Was bewegte Sie in Ihrer Arbeit?
Zum einen die Hilflosigkeit mancher
ausländischer Frauen, welche Männern oder Clans ausgeliefert und
grosser Unterdrückung sowie extremer Kontrolle unterworfen sind, und
die mittels massiver Drohungen daran gehindert werden, sich zur Wehr
zu setzen. Da gab es zum Beispiel den Fall einer Jugendlichen, die aus dem 8.
Stock gesprungen ist, weil sie verheiratet werden sollte. Sie hat
überlebt und konnte Unterstützung finden. Sie hat ein grosses
Risiko auf sich genommen und konnte sich so zur Wehr setzen. Anderen
Frauen oder Mädchen gelingt das nicht.
Zum anderen bewegten mich die zunehmenden
Falschanzeigen angeblicher Opfer. Es gab Phasen, da waren bis zu 50%
der Anzeigen Falschanzeigen. In solchen Situationen wurden das
Engagement und die Motivation auf die Probe gestellt. Helfen konnte
dabei, sich die Not vor Augen zu führen, die- wie sich häufig
herausstellte- hinter einer Falschanzeige stehen konnte.
Was sind für Sie wichtige
Entwicklungen, die stattgefunden haben?
Die Vernetzungen mit den zuständigen
Institutionen. Gegenseitiges Verständnis.
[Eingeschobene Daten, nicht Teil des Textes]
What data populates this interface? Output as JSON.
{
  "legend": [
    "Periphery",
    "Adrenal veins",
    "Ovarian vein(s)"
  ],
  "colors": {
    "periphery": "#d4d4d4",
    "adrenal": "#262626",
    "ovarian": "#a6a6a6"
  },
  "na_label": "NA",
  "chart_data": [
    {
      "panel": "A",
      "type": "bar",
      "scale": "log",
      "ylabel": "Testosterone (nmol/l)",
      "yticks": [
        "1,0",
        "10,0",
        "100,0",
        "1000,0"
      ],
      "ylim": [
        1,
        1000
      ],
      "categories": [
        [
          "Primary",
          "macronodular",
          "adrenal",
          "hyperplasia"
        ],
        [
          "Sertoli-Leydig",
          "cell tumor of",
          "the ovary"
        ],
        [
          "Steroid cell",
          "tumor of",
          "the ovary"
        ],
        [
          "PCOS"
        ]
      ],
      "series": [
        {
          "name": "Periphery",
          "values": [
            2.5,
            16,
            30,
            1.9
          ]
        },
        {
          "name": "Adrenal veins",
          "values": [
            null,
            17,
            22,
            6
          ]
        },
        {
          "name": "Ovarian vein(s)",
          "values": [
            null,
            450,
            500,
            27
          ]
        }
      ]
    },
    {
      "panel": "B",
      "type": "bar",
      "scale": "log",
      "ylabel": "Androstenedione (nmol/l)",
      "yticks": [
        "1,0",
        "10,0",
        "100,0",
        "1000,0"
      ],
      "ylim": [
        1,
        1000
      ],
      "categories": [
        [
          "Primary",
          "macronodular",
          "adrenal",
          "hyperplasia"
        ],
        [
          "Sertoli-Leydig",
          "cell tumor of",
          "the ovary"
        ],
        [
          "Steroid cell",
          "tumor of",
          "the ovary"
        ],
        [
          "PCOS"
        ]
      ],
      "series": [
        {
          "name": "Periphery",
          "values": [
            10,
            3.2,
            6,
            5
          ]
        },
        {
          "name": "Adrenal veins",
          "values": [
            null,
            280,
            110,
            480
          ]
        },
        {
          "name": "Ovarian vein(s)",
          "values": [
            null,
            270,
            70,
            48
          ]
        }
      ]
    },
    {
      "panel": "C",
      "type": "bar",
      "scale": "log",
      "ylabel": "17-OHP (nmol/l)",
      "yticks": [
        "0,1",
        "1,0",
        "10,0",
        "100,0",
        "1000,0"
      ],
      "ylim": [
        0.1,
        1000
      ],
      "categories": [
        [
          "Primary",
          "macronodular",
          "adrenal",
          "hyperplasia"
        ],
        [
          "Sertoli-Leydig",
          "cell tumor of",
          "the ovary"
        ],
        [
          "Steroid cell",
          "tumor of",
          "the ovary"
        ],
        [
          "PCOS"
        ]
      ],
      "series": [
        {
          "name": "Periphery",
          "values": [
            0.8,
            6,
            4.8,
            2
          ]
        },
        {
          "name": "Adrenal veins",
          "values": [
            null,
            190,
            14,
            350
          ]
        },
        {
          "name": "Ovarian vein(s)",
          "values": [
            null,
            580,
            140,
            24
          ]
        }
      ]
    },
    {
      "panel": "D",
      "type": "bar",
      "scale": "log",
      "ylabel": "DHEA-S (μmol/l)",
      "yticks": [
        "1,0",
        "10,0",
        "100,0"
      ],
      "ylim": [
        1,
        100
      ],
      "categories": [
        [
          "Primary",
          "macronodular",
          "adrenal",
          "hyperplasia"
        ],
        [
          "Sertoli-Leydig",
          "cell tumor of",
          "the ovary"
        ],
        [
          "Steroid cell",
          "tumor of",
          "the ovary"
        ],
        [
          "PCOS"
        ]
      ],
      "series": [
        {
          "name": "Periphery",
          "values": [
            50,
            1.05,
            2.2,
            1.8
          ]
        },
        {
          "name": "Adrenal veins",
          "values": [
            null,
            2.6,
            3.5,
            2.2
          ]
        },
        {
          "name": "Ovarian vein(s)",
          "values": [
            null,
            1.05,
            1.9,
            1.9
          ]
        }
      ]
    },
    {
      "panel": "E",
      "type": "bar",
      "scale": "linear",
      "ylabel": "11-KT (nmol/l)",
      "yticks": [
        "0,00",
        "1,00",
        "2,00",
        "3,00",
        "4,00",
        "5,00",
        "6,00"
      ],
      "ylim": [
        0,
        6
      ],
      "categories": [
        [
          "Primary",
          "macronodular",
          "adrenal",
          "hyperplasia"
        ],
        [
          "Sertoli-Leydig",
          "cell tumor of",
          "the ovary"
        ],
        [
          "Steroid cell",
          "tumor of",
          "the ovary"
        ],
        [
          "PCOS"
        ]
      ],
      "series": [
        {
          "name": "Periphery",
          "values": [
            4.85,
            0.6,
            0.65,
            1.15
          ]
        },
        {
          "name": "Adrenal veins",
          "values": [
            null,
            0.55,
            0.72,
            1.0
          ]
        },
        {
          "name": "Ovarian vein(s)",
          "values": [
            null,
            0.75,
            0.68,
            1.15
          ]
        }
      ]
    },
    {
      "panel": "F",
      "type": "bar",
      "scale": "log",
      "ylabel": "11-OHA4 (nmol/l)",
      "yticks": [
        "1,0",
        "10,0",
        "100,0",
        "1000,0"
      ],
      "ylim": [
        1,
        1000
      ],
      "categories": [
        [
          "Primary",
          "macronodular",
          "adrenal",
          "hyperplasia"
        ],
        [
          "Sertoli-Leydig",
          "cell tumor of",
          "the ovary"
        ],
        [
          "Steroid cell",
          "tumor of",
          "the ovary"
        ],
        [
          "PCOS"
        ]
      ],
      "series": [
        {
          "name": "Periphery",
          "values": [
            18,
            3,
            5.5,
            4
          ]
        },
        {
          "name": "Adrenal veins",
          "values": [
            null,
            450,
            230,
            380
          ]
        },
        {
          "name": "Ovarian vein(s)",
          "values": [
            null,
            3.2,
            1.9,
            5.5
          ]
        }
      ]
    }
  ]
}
Dass nur Sachbearbeiter mit
entsprechendem Interesse an die Opfer gelassen werden. Das Vertrauen
ist schneller verchachelet als wieder hergestellt. Für diese Arbeit ist es wichtig, alle
Aussagen grundsätzlich ernst zu nehmen. Ein Opfer darf sich bei
einer Befragung nicht in Frage gestellt fühlen, auch wenn eine
Situation auf den ersten Blick eher unwahrscheinlich erscheint oder
das Opfer von früheren Anzeigen bereits bekannt ist. Es ist wichtig, dass Polizistinnen und
Polizisten, welche mit dieser Tätigkeit beginnen, sorgfältig
eingeführt und begleitet werden und sich auch frei entscheiden
können, ob sie weiter in diesem Bereich arbeiten wollen.
Neueinsteigende sollen sich bei Schwierigkeiten oder angstbehafteten
Situationen Unterstützung holen können, so dass es ihnen gelingt, Sicherheit zu vermitteln.
Wer ist für Sie ein Vorbild zu
diesem Thema?
Dr. Ursula Klopfstein,
Gerichtsmedizinerin. Ihre Professionalität, sie hat uns
Sachbearbeitern viel gelehrt, was wichtig ist bei Sexualdelikten.
Einmalig! Frau Klopfstein hat uns in regelmässig stattfindenden
Zusammenkünften sehr wertvolle Hinweise zur Spurensicherung gegeben.
Auch war ihre feinfühlige und sorgfältige Art, Opfer zu untersuchen, sehr beeindruckend.